2. Der Buchdruck war erfunden worden. Der Ruf Altöttings als Wunderort verbreitete sich, die Menschen lernten Schreiben und Lesen.
3. Altötting als geistlicher Ort wurde literarisches Thema.
4. In Altötting konnte man an fast allen Tagen rund um die Uhr beichten und so den vollkommenen Ablass erwirken.
5. Päpste förderten die überregionale Bedeutung durch persönliche Gaben.

Wer und was sind in Altötting prominent?

Das goldene Rössl
Die französische Königin Isabeau, eine bayrische Prinzessin, schenkte ihrem Gemahl König Karl IV. beim Neujahrsempfang 1404 die kostbare Goldschmiedearbeit „Maria in der Laube“. Eingearbeitet ist ein Diener, der ein Pferd hält. Dieses Motiv gab der Pretiose den Namen. Das einzigartige Kunstwerk kam nach Altötting in die Kapellenstiftung. Die Wittelsbacher liehen sich aus der Stiftung immer Geld, und das „goldene Rössl“ blieb dort als Pfand.
Feldmarschall Tilly
Er kämpfte im Dreißigjährigen Krieg auf der Seite der katholischen Liga. Da er ein großer Marienverehrer war, wollte er nahe bei der Gottesmutter bestattet sein. Nach antikem Brauch gab es 1632 eine getrennte Bestattung: das Herz ruht in einer Urne in der Gnadenkapelle, der Körper ist in der Gruft in der Stiftskirche beigesetzt. Die Wittelsbacher Kurfürsten und Könige haben die getrennte Bestattung übernommen. Ihre Herzen werden in der Gnadenkapelle aufbewahrt.


      


Kurfürst Maximilian
Durch seine Wallfahrt bei Regierungsantritt vermehrte er den Ruhm Altöttings. Er führte das tägliche Beten des „Angelus“ ein. Auf ihn geht der Zweitvorname Maria zurück. Für Maria, die Patronin Bayerns, ließ er in München die Mariensäule errichten, die zum geographischen Mittelpunkt des damaligen Bayern wurde. Er begründete das Anbringen von Hausmadonnen, und er veranlasste die Herausgabe von Beichtzetteln an Ostern. In Altötting wurde mit dem österreichischen Kaiser gegen die türkische Invasion ein Pakt geschlossen, eine Allianz zwischen den Habsburgern und den Wittelsbachern. 1683 wurden die Türken mit Maria als Schutzheiliger auf den Bannern vor Wien besiegt. Der 12. September wurde Maria mit „Maria Namen“ gewidmet.

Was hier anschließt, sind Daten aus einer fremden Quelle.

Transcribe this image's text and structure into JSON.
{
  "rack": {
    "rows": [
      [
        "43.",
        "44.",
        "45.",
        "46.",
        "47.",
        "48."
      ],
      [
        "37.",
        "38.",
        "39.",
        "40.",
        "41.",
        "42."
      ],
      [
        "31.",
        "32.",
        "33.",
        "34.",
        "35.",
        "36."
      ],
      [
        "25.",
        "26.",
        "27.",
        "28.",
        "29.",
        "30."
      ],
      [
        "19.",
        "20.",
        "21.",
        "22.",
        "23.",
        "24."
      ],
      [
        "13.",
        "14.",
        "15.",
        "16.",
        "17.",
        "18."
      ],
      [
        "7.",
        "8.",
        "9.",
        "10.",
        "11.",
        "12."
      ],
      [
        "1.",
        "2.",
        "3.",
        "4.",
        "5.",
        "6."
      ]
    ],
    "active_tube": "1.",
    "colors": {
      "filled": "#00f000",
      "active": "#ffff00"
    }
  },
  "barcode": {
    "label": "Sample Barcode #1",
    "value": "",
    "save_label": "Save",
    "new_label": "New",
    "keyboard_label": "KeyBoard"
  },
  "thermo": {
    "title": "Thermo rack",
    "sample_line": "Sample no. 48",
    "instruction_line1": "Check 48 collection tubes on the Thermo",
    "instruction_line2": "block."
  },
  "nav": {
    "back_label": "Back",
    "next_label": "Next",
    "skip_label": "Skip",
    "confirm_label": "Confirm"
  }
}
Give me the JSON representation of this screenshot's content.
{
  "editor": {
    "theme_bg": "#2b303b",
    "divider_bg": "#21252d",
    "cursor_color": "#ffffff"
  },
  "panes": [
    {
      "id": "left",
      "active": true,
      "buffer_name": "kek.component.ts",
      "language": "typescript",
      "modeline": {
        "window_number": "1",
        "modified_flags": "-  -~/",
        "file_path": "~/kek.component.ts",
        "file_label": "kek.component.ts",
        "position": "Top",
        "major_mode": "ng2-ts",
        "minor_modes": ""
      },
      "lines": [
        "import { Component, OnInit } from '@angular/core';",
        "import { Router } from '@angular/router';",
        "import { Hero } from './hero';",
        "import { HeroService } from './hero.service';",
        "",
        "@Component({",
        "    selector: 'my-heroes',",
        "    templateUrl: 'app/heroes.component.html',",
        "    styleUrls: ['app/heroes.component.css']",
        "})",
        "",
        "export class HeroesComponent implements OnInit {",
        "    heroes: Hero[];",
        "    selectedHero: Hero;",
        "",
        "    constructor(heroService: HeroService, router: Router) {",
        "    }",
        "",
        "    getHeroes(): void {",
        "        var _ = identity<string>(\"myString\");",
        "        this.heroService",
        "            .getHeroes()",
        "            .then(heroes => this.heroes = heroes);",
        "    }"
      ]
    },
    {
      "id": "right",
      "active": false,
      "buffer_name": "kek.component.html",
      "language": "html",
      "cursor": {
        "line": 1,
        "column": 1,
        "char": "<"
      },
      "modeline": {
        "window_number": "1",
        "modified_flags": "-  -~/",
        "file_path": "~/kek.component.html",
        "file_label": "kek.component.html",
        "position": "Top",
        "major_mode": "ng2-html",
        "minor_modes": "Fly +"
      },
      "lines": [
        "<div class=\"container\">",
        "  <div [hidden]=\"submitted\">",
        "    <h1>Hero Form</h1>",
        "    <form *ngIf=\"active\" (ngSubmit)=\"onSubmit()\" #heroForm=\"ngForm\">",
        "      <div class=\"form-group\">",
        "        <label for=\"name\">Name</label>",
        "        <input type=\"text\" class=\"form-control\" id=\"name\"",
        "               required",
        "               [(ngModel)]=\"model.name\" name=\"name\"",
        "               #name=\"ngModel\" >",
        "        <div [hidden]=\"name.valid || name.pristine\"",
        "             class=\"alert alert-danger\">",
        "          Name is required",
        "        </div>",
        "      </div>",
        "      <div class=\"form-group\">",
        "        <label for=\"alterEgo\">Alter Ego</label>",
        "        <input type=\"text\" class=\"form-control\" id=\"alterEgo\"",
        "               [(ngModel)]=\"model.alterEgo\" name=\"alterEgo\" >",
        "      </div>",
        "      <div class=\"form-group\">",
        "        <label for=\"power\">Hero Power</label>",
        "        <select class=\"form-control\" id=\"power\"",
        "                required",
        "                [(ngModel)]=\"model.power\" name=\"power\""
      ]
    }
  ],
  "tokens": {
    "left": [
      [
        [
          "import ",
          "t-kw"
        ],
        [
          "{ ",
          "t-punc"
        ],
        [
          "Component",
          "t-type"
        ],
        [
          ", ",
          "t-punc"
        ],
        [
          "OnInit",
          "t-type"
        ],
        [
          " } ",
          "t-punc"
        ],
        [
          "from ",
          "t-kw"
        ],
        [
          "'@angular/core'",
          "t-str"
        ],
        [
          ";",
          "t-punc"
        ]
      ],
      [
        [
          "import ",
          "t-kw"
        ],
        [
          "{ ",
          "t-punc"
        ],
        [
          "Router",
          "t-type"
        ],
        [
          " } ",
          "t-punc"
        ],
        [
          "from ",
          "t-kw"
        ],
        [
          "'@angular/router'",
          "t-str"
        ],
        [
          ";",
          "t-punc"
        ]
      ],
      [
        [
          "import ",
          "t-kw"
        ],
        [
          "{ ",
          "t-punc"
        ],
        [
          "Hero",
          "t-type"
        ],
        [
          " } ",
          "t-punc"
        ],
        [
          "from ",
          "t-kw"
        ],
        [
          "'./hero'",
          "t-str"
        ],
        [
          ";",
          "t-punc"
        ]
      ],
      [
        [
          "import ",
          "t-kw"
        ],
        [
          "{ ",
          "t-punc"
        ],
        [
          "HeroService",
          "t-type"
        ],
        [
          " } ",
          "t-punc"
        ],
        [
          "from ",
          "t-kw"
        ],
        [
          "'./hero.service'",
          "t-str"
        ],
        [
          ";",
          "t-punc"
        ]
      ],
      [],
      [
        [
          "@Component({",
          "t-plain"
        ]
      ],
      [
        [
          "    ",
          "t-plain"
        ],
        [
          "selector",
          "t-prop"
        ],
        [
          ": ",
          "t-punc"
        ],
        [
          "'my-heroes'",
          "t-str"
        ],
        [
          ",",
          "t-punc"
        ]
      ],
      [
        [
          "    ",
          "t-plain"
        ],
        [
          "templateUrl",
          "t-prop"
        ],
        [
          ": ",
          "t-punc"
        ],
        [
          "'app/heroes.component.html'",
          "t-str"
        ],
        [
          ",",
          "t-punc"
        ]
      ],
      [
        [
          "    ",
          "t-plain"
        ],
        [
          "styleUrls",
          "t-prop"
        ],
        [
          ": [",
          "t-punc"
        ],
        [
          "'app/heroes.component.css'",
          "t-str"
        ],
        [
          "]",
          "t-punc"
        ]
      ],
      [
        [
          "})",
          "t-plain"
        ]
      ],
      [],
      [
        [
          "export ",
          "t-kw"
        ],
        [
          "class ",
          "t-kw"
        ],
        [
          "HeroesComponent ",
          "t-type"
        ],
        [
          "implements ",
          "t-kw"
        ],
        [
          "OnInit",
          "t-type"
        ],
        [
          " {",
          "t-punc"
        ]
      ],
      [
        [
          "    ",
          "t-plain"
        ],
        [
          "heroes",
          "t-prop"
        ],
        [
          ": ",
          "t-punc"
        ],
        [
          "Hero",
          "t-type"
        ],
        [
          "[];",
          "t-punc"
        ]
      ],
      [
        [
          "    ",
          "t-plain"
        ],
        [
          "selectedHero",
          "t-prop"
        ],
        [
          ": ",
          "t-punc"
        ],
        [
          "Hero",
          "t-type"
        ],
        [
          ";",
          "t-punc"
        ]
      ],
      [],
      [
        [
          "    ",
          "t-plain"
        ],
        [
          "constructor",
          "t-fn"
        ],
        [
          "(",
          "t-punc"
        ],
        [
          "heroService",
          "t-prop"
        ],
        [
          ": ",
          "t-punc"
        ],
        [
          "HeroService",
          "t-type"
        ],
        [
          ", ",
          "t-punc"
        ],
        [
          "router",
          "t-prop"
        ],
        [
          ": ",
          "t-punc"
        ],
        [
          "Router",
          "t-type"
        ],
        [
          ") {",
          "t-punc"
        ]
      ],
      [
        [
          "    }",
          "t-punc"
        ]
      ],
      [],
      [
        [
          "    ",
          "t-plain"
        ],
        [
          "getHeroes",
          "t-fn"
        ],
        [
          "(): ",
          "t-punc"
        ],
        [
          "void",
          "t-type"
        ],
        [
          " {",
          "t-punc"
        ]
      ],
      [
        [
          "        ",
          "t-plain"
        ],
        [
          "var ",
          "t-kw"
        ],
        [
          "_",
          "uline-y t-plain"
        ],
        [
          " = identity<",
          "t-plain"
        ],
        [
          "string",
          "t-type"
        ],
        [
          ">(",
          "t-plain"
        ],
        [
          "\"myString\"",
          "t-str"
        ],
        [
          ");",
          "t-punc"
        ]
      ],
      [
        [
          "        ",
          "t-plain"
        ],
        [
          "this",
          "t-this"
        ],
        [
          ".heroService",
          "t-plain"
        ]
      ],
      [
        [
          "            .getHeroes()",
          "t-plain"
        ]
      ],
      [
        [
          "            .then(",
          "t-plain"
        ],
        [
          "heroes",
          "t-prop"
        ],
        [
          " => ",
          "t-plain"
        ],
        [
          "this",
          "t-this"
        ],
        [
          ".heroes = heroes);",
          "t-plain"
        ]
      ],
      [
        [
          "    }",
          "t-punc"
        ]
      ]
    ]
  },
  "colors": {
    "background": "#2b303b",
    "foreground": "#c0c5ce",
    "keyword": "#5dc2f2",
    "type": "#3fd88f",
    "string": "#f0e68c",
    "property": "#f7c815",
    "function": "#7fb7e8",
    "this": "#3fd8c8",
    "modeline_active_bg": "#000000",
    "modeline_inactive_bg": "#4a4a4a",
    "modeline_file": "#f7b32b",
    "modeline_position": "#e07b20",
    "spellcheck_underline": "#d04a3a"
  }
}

Silberne Jünglingsfigur („Silberprinz“)
Der 12-jährige kranke Thronfolger ist durch Maria gesundet. Die Wittelsbacher stifteten als Dank eine silberne Skulptur mit dem Gewicht des Buben.

Erhard Karl ging in seinem Vortrag noch kurz auf den bekannten Altöttinger Klosterpförtner Bruder Konrad und dessen fast skurrile Heiligsprechung ein.

Besonders berührend war diese Episode, die eine Zuhörerin am Ende der Veranstaltung erzählte: Herr Karl hatte ein Bild mit Prothesen von geheilten Wallfahrern gezeigt. Darunter hatte die Zuhörerin die Prothese ihres Enkels entdeckt. Dieser war als Dreijähriger noch auf dem Boden herumgerobbt, aber nach einer gemeinsamen Wallfahrt zur Muttergottes hatte er gehen können. Der Mythos Altötting war für das Publikum im Pfarrsaal St. Jakob konkret fassbar geworden.